The Grid Girl Garments

Last week I wrote a blog about grid girls. I fully expected to be lynched for it, as the few tweets I posted about grid girls in the past triggered rather extreme replies. However, even though the response to that blog was larger than usual, people on the whole were fairly positive about what I had to say. That has given me the courage to write this second blog about grid girls, to address the other thing about them that I dislike: their clothes.

Before the pitchforks come out, I should quickly say that I’m not writing this blog to criticise the design of the clothes the girls are given to wear. Okay, fine. I’ll admit that personally I see no appeal in girls (or, for that matter, men) who are clad in scantily-designed outfits that leave half their bodies uncovered, but I know everyone is different. Just because I personally would sooner buy a product when it’s promoted by a fluffy puppy than a fashion model, it doesn’t mean there aren’t people out there who prefer to see a model – and as long as that model is willing to do the job and is paid properly for doing it, there’s no reason these people shouldn’t get the visuals they want. Also, there undoubtedly are models who find wearing such outfits empowering. And if so, all power to them.

But what enrages me time and again, is that in motorsport grid girl/promo girl outfits are hardly ever matched with the weather. When an event organiser has decided that their girls should wear heels, a mini skirt and an upper-body garment that holds the middle ground between a tank top and a bra, that is exactly what they will wear. Even if the series races at a track like the Nürburgring, where it’s sometimes 5 degrees Celsius with a storm wind rolling in from the North East.
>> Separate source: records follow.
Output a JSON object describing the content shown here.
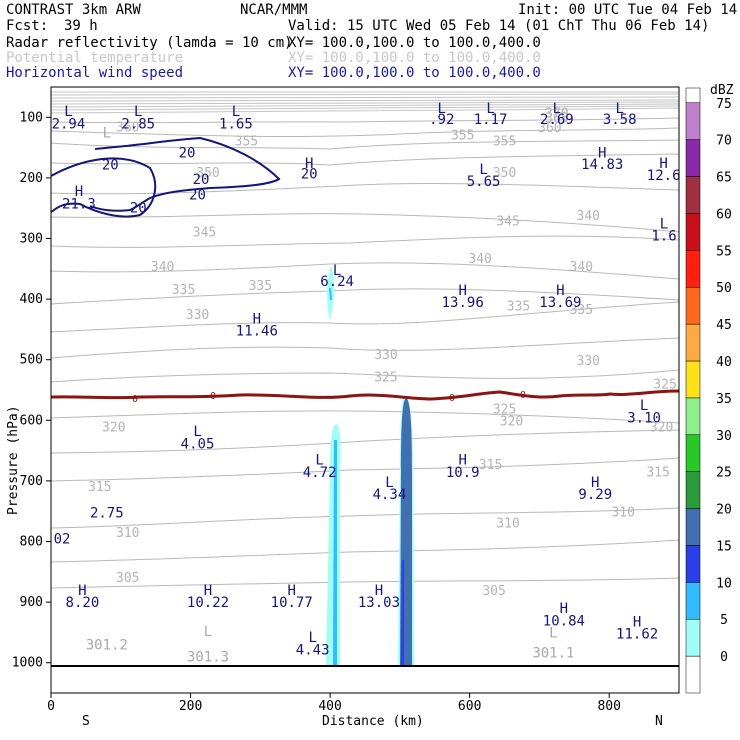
{
  "header": {
    "model": "CONTRAST  3km ARW",
    "fcst_label": "Fcst:",
    "fcst_value": "39 h",
    "center": "NCAR/MMM",
    "init": "Init: 00 UTC Tue 04 Feb 14",
    "valid": "Valid: 15 UTC Wed 05 Feb 14 (01 ChT Thu 06 Feb 14)",
    "field1": "Radar reflectivity (lamda = 10 cm)",
    "field1_xy": "XY= 100.0,100.0 to 100.0,400.0",
    "field2": "Potential temperature",
    "field2_xy": "XY= 100.0,100.0 to 100.0,400.0",
    "field3": "Horizontal wind speed",
    "field3_xy": "XY= 100.0,100.0 to 100.0,400.0"
  },
  "colors": {
    "theta": "#b4b4b4",
    "wind": "#15157a",
    "freezing": "#8b1414",
    "header_blue": "#1a1aa0"
  },
  "chart_data": {
    "type": "cross-section",
    "xlabel": "Distance (km)",
    "ylabel": "Pressure (hPa)",
    "xlim": [
      0,
      900
    ],
    "ylim": [
      1050,
      50
    ],
    "x_ticks": [
      "0",
      "200",
      "400",
      "600",
      "800"
    ],
    "y_ticks": [
      "100",
      "200",
      "300",
      "400",
      "500",
      "600",
      "700",
      "800",
      "900",
      "1000"
    ],
    "x_end_labels": {
      "left": "S",
      "right": "N"
    },
    "colorbar": {
      "unit": "dBZ",
      "levels": [
        "0",
        "5",
        "10",
        "15",
        "20",
        "25",
        "30",
        "35",
        "40",
        "45",
        "50",
        "55",
        "60",
        "65",
        "70",
        "75"
      ],
      "colors": [
        "#ffffff",
        "#9ffff5",
        "#33bbff",
        "#2a3fe8",
        "#4070b0",
        "#2a9b3a",
        "#28c828",
        "#8fef8f",
        "#ffe11a",
        "#ffaa44",
        "#ff6a20",
        "#ff2010",
        "#c8101a",
        "#a03040",
        "#8a2aa8",
        "#c080cc"
      ]
    },
    "reflectivity_cores": [
      {
        "x_km": 404,
        "p_top": 370,
        "p_bottom": 440,
        "dbz": 10
      },
      {
        "x_km": 406,
        "p_top": 608,
        "p_bottom": 1000,
        "dbz": 10
      },
      {
        "x_km": 508,
        "p_top": 565,
        "p_bottom": 1000,
        "dbz": 20
      }
    ],
    "theta_labels": [
      {
        "text": "370",
        "x": 725,
        "p": 94
      },
      {
        "text": "365",
        "x": 725,
        "p": 102
      },
      {
        "text": "360",
        "x": 110,
        "p": 117
      },
      {
        "text": "360",
        "x": 715,
        "p": 118
      },
      {
        "text": "355",
        "x": 280,
        "p": 140
      },
      {
        "text": "355",
        "x": 590,
        "p": 130
      },
      {
        "text": "355",
        "x": 650,
        "p": 140
      },
      {
        "text": "350",
        "x": 225,
        "p": 192
      },
      {
        "text": "350",
        "x": 650,
        "p": 192
      },
      {
        "text": "345",
        "x": 220,
        "p": 290
      },
      {
        "text": "345",
        "x": 655,
        "p": 272
      },
      {
        "text": "340",
        "x": 160,
        "p": 347
      },
      {
        "text": "340",
        "x": 615,
        "p": 334
      },
      {
        "text": "340",
        "x": 770,
        "p": 263
      },
      {
        "text": "340",
        "x": 760,
        "p": 347
      },
      {
        "text": "335",
        "x": 300,
        "p": 378
      },
      {
        "text": "335",
        "x": 190,
        "p": 385
      },
      {
        "text": "335",
        "x": 670,
        "p": 412
      },
      {
        "text": "335",
        "x": 760,
        "p": 418
      },
      {
        "text": "330",
        "x": 210,
        "p": 426
      },
      {
        "text": "330",
        "x": 480,
        "p": 492
      },
      {
        "text": "330",
        "x": 770,
        "p": 502
      },
      {
        "text": "325",
        "x": 480,
        "p": 529
      },
      {
        "text": "325",
        "x": 880,
        "p": 541
      },
      {
        "text": "325",
        "x": 650,
        "p": 582
      },
      {
        "text": "320",
        "x": 90,
        "p": 612
      },
      {
        "text": "320",
        "x": 660,
        "p": 602
      },
      {
        "text": "320",
        "x": 875,
        "p": 612
      },
      {
        "text": "315",
        "x": 630,
        "p": 674
      },
      {
        "text": "315",
        "x": 870,
        "p": 686
      },
      {
        "text": "315",
        "x": 70,
        "p": 710
      },
      {
        "text": "310",
        "x": 110,
        "p": 786
      },
      {
        "text": "310",
        "x": 655,
        "p": 770
      },
      {
        "text": "310",
        "x": 820,
        "p": 752
      },
      {
        "text": "305",
        "x": 110,
        "p": 860
      },
      {
        "text": "305",
        "x": 635,
        "p": 882
      }
    ],
    "theta_hl": [
      {
        "text": "L",
        "x": 80,
        "p": 125
      },
      {
        "text": "301.2",
        "x": 80,
        "p": 970
      },
      {
        "text": "L",
        "x": 225,
        "p": 948
      },
      {
        "text": "301.3",
        "x": 225,
        "p": 990
      },
      {
        "text": "L",
        "x": 720,
        "p": 950
      },
      {
        "text": "301.1",
        "x": 720,
        "p": 983
      }
    ],
    "wind_contour_labels": [
      {
        "text": "20",
        "x": 195,
        "p": 158
      },
      {
        "text": "20",
        "x": 85,
        "p": 178
      },
      {
        "text": "20",
        "x": 215,
        "p": 202
      },
      {
        "text": "20",
        "x": 210,
        "p": 227
      },
      {
        "text": "20",
        "x": 125,
        "p": 249
      }
    ],
    "wind_hl": [
      {
        "text": "L",
        "x": 25,
        "p": 90
      },
      {
        "text": "2.94",
        "x": 25,
        "p": 110
      },
      {
        "text": "L",
        "x": 125,
        "p": 90
      },
      {
        "text": "2.85",
        "x": 125,
        "p": 110
      },
      {
        "text": "L",
        "x": 265,
        "p": 90
      },
      {
        "text": "1.65",
        "x": 265,
        "p": 110
      },
      {
        "text": "L",
        "x": 560,
        "p": 85
      },
      {
        "text": ".92",
        "x": 560,
        "p": 103
      },
      {
        "text": "L",
        "x": 630,
        "p": 85
      },
      {
        "text": "1.17",
        "x": 630,
        "p": 103
      },
      {
        "text": "L",
        "x": 725,
        "p": 85
      },
      {
        "text": "2.69",
        "x": 725,
        "p": 103
      },
      {
        "text": "L",
        "x": 815,
        "p": 85
      },
      {
        "text": "3.58",
        "x": 815,
        "p": 103
      },
      {
        "text": "H",
        "x": 370,
        "p": 175
      },
      {
        "text": "20",
        "x": 370,
        "p": 193
      },
      {
        "text": "H",
        "x": 40,
        "p": 222
      },
      {
        "text": "21.3",
        "x": 40,
        "p": 242
      },
      {
        "text": "L",
        "x": 620,
        "p": 185
      },
      {
        "text": "5.65",
        "x": 620,
        "p": 205
      },
      {
        "text": "H",
        "x": 790,
        "p": 158
      },
      {
        "text": "14.83",
        "x": 790,
        "p": 177
      },
      {
        "text": "H",
        "x": 878,
        "p": 175
      },
      {
        "text": "12.6",
        "x": 878,
        "p": 195
      },
      {
        "text": "L",
        "x": 885,
        "p": 275
      },
      {
        "text": "1.6",
        "x": 885,
        "p": 295
      },
      {
        "text": "L",
        "x": 410,
        "p": 352
      },
      {
        "text": "6.24",
        "x": 410,
        "p": 370
      },
      {
        "text": "H",
        "x": 590,
        "p": 385
      },
      {
        "text": "13.96",
        "x": 590,
        "p": 405
      },
      {
        "text": "H",
        "x": 730,
        "p": 385
      },
      {
        "text": "13.69",
        "x": 730,
        "p": 405
      },
      {
        "text": "H",
        "x": 295,
        "p": 432
      },
      {
        "text": "11.46",
        "x": 295,
        "p": 452
      },
      {
        "text": "L",
        "x": 850,
        "p": 575
      },
      {
        "text": "3.10",
        "x": 850,
        "p": 595
      },
      {
        "text": "L",
        "x": 210,
        "p": 618
      },
      {
        "text": "4.05",
        "x": 210,
        "p": 638
      },
      {
        "text": "L",
        "x": 385,
        "p": 665
      },
      {
        "text": "4.72",
        "x": 385,
        "p": 685
      },
      {
        "text": "H",
        "x": 590,
        "p": 665
      },
      {
        "text": "10.9",
        "x": 590,
        "p": 685
      },
      {
        "text": "L",
        "x": 485,
        "p": 702
      },
      {
        "text": "4.34",
        "x": 485,
        "p": 722
      },
      {
        "text": "H",
        "x": 780,
        "p": 702
      },
      {
        "text": "9.29",
        "x": 780,
        "p": 722
      },
      {
        "text": "2.75",
        "x": 80,
        "p": 752
      },
      {
        "text": "02",
        "x": 15,
        "p": 795
      },
      {
        "text": "H",
        "x": 45,
        "p": 880
      },
      {
        "text": "8.20",
        "x": 45,
        "p": 900
      },
      {
        "text": "H",
        "x": 225,
        "p": 880
      },
      {
        "text": "10.22",
        "x": 225,
        "p": 900
      },
      {
        "text": "H",
        "x": 345,
        "p": 880
      },
      {
        "text": "10.77",
        "x": 345,
        "p": 900
      },
      {
        "text": "H",
        "x": 470,
        "p": 880
      },
      {
        "text": "13.03",
        "x": 470,
        "p": 900
      },
      {
        "text": "H",
        "x": 735,
        "p": 910
      },
      {
        "text": "10.84",
        "x": 735,
        "p": 930
      },
      {
        "text": "H",
        "x": 840,
        "p": 932
      },
      {
        "text": "11.62",
        "x": 840,
        "p": 952
      },
      {
        "text": "L",
        "x": 375,
        "p": 958
      },
      {
        "text": "4.43",
        "x": 375,
        "p": 978
      }
    ],
    "freezing_level_label": "0"
  }
}
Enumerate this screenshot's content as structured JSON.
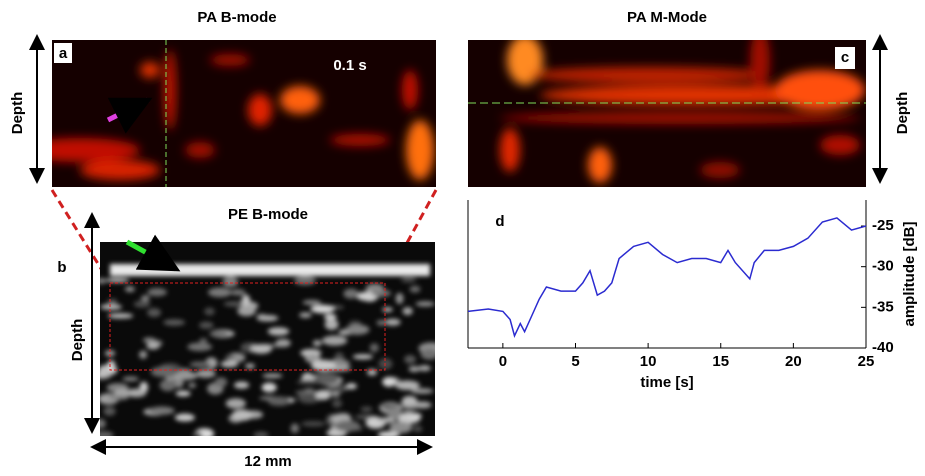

Too many times I’ve sat on a grandstand, wrapped in six layers of clothing and still freezing, while watching a grid full of girls who are braving the cold in their bare skin, with red knees, pale hands, frozen fingers, and blue lips. I know grid girls are paid a good salary for the work they do, but somehow I can’t imagine they knowingly sign up for such dreadful working conditions. Surely they expect better than that – and, moreover, deserve better than that?

I’ll never forget the pitwalk I did at Zandvoort a few years ago. It was below ten degrees and the sea wind was howling around the pit building. The promo girls that day were clad in cat suits so thin that I couldn’t just tell the form and model of their underpants, in one case I could even tell the colour. All of them were shivering like mad. As the pitwalk went on, the girls suffered more and more from hypothermia. After fifteen minutes one dropped the sign she was holding and walked away. Her neighbour decided on a different tactic. She turned to the mechanics in the garage behind her and begged them for a coat. Nobody even bothered to look up. So she turned to another garage for aid, but got the same response there. In the end one of the fans pulled a vest out of his bag and handed it to her. I’ve rarely seen such gratitude on a race track.

I know for a fact that I’m not the only one bothered by this mismatch of weather and clothing. Last year, while attending an event I won’t name here, I was walking through the paddock and came across a member of the organisation who was having a huge row with a furious woman. She was shouting abuse at the top of her lungs. “How dare you?! This is not what we signed up for! My girls are getting ill this way, IT’S FREEZING COLD! I will not stand for this! You either come up with decent clothes or we will never, EVER, work with you again! This is sick!!!” I don’t know who she was, but the girls who work for her should be proud to have someone like her fighting for their rights. I honestly hope that the woman made good on her threats too. Unless agencies stop accepting that their employees are made to work in tough weather conditions in unsuitable clothing, I fear the practice will continue for a long time to come.